Depois de sete meses sem notícias da mãe, a canadense Cambria Harris, 22 anos, soube que um assassino em série a havia matado.
Não apenas isso: o corpo foi jogado em um aterro sanitário em sua cidade, Winnipeg, no Canadá, embaixo de toneladas de lixo.
Morgan Harris, a mãe de Cambria Harris, não foi a única vítima do assassino. Sabe-se também que ele matou outras três mulheres indígenas: Marcedes Myron, Rebecca Contois e a "Mulher de Búfalo" (nome dado a ela pela comunidade porque sua identidade era desconhecida).
A polícia de Winnipeg disse a Cambria Harris que seria impossível procurar o corpo da mãe dela no aterro, mas recentemente as autoridades voltaram atrás e disseram que seria sim possível.
O processo levaria cerca de três anos e custaria 184 milhões de dólares canadenses (cerca de R$ 660 milhões), então o governo federal está decidindo se inicia ou não a busca — algo que Cambria não consegue nem cogitar que não aconteça.
A Associação de Mulheres Nativas do Canadá acredita que mais de 4 mil mulheres indígenas desapareceram ou foram assassinadas nos últimos 30 anos.
Em 2019, um inquérito público encomendado pelo governo canadense concluiu que essas mulheres foram vítimas de um genocídio alimentado por ações e omissões do Estado e abastecido pela herança das ideologias coloniais.
Cambria Harris conta abaixo a história de sua mãe.
Em 1º de dezembro de 2022, recebi uma ligação. Era do Serviço de Polícia de Winnipeg.
Levaram-me a um prédio e, quando entrei, toda a minha família estava lá: minhas irmãs, tias, meus tios, meus primos e outras pessoas que estavam buscando por minha mãe.
Estava lá também o chefe da minha reserva [indígena], detetives de homicídios e membros da unidade de homicídios.
O alarme havia disparado na minha cabeça em maio, quando fomos a abrigos e centros de tratamento procurando por ela, que estava desaparecida havia dois meses.
Morgan Harris, uma mulher indígena, vulnerável, sem-teto, mãe solteira — minha mãe — havia sumido.
Na polícia, disseram-nos que, através de exames forenses, tinham conseguido determinar que ela tinha sido assassinada.
Eles me mostraram fotos de um aterro sanitário e foi como se dissessem: "Olha, sua mãe está debaixo de uma montanha de lixo e você não vai poder fazer nada. Vamos te olhar nos olhos e dizer que não vamos procurá-la".
Meu nome é Cambria Harris e meu nome espiritual é Mulher Pardal Voadora do Oeste.

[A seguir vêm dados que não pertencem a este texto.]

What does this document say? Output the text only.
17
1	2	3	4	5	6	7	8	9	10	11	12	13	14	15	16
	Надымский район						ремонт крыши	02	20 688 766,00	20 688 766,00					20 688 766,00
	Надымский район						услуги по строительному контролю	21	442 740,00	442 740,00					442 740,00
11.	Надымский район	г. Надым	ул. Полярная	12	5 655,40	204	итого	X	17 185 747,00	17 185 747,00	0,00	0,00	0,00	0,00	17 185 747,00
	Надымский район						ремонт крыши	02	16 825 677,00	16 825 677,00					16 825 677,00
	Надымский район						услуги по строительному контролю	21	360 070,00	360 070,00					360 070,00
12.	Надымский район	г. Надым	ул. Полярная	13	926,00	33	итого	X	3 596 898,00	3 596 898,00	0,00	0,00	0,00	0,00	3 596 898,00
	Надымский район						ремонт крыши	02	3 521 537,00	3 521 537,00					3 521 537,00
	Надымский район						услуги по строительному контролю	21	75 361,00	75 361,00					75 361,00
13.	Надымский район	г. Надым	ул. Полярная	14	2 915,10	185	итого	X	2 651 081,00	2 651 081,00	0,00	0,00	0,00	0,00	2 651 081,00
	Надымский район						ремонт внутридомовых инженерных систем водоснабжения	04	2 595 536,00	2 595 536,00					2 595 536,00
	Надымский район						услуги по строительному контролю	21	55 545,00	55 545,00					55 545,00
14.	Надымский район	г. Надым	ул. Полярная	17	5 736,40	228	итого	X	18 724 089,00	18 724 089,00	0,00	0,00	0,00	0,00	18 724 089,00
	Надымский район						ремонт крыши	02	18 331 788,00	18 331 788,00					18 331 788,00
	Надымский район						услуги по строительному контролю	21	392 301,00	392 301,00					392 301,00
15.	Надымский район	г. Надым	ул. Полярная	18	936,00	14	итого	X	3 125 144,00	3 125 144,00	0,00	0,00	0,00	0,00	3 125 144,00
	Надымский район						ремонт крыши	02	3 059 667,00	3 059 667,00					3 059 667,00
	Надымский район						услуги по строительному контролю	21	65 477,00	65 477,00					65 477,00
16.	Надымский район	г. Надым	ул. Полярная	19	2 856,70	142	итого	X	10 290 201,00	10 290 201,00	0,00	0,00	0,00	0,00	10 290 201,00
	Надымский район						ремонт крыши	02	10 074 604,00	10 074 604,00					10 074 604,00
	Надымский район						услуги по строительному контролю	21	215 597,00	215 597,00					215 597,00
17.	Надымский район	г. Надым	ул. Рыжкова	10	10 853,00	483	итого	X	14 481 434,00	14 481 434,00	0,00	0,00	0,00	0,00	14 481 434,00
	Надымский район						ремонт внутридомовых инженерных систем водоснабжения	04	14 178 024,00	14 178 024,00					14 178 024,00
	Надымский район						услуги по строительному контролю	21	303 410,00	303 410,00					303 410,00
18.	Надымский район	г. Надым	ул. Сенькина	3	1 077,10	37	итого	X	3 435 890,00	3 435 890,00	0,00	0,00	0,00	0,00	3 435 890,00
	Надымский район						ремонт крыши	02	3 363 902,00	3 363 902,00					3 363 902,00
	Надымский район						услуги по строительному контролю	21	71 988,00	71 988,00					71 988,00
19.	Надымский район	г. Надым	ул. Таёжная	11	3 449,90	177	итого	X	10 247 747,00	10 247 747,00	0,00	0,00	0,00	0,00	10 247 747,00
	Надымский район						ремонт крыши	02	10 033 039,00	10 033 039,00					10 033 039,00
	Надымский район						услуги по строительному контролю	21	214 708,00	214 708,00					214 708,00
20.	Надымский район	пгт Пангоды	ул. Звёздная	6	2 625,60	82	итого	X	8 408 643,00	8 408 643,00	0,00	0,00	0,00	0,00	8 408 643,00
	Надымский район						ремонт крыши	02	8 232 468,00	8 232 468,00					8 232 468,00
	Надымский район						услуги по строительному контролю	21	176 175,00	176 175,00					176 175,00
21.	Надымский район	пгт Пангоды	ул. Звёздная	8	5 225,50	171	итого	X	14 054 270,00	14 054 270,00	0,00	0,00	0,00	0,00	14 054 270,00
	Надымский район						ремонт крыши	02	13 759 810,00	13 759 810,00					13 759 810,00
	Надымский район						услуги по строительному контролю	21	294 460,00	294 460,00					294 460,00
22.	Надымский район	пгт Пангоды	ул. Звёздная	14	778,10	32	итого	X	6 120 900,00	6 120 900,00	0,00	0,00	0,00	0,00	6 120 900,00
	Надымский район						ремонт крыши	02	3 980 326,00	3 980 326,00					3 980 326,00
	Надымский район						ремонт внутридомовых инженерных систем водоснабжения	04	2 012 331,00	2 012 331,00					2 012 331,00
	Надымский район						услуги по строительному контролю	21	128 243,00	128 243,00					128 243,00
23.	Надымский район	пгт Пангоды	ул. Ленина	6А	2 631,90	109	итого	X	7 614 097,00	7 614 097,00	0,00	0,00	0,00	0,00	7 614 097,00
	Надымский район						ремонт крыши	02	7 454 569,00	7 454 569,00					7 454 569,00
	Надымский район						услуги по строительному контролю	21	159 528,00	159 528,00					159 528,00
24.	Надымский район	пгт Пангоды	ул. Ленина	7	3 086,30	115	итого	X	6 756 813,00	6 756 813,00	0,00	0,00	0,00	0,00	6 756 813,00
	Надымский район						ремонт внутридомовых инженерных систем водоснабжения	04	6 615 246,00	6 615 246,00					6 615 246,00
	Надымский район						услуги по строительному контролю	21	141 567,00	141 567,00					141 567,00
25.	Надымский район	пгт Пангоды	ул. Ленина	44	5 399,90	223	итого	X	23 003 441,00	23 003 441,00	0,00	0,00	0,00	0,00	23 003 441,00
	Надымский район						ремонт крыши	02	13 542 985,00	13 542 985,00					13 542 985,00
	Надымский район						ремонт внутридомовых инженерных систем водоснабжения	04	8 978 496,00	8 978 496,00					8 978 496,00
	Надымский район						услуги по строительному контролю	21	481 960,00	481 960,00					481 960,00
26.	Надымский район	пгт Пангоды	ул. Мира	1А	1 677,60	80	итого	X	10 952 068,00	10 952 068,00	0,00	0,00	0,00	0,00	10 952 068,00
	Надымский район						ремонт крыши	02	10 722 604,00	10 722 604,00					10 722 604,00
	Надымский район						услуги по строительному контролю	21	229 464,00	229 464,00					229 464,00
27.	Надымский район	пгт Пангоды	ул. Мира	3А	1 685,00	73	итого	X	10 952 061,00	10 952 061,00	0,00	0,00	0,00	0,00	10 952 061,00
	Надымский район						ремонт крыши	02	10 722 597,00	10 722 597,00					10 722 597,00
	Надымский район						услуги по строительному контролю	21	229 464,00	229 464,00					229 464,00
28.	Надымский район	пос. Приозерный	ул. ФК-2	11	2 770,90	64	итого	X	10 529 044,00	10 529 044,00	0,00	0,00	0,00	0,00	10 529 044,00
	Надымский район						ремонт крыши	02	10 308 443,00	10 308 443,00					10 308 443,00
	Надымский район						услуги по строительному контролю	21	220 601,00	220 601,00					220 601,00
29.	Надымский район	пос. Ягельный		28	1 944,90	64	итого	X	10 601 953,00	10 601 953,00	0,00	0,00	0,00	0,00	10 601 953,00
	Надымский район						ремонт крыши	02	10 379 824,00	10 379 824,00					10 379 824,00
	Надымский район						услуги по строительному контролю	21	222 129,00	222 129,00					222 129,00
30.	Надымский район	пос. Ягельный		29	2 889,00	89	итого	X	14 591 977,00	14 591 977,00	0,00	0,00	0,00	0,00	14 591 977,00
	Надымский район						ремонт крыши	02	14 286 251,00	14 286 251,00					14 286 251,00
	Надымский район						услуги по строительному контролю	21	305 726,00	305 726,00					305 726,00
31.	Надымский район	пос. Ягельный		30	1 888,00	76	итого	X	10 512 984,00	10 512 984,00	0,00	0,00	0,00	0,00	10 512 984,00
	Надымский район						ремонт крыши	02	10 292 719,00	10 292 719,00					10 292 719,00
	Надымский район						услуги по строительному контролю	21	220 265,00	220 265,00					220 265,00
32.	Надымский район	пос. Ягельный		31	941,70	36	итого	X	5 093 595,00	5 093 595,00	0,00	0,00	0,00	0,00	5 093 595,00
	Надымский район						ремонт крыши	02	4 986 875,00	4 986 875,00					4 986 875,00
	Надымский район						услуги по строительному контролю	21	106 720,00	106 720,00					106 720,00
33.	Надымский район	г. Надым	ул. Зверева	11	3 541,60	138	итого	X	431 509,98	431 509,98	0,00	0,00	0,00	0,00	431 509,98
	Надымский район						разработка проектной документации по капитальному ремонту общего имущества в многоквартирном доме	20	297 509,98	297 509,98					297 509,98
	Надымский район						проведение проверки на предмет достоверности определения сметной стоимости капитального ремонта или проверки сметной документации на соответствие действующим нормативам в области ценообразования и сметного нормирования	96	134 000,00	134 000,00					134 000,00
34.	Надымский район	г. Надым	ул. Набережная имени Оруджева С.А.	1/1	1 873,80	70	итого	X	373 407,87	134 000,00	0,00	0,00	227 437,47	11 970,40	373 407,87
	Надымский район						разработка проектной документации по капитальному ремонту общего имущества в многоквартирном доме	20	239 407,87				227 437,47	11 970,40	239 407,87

Nasci e cresci em Winnipeg, mas também faço parte da Nação Longa Planície (Long Plain First Nation), de onde minha família é.
Quinze meses depois de eu nascer, veio minha irmã Kira e, alguns anos depois, minha irmã Janelle e meu irmão Seth.
Nos meus primeiros anos, a vida era boa. Não tinha um dia que minha casa ficava vazia e eu sempre estava rodeada de tias, tios e todos os meus primos que moravam no quarteirão.
Não havia um dia em que as pessoas não sorrissem ou rissem na minha casa.
Mas, em um fim de semana, quando eu tinha 6 anos, cheguei em casa e fui cercada por policiais.
Eles provavelmente invadiram minha casa ou tentaram prender minha mãe por alguma coisa, e foi nesse dia que o Conselho Tutelar me levou embora.
Foi traumático.
Disseram-me que ia dormir muito tempo num abrigo. E sim, essa acabou sendo minha realidade até os 18 anos.
Meus tataravós, pioneiros da Nação Longa Planície, tiveram que fugir da reserva indígena devido à alimentação insuficiente levada por um funcionário do governo designado para lidar com indígenas.
Eles se estabeleceram na beira de uma estrada até que uma construção os deslocou, e eles acabaram indo viver literalmente em um lixão.
Minha avó Rose foi uma vítima e sobrevivente do internato. É por isso que, depois, ela se tornou vítima do vício.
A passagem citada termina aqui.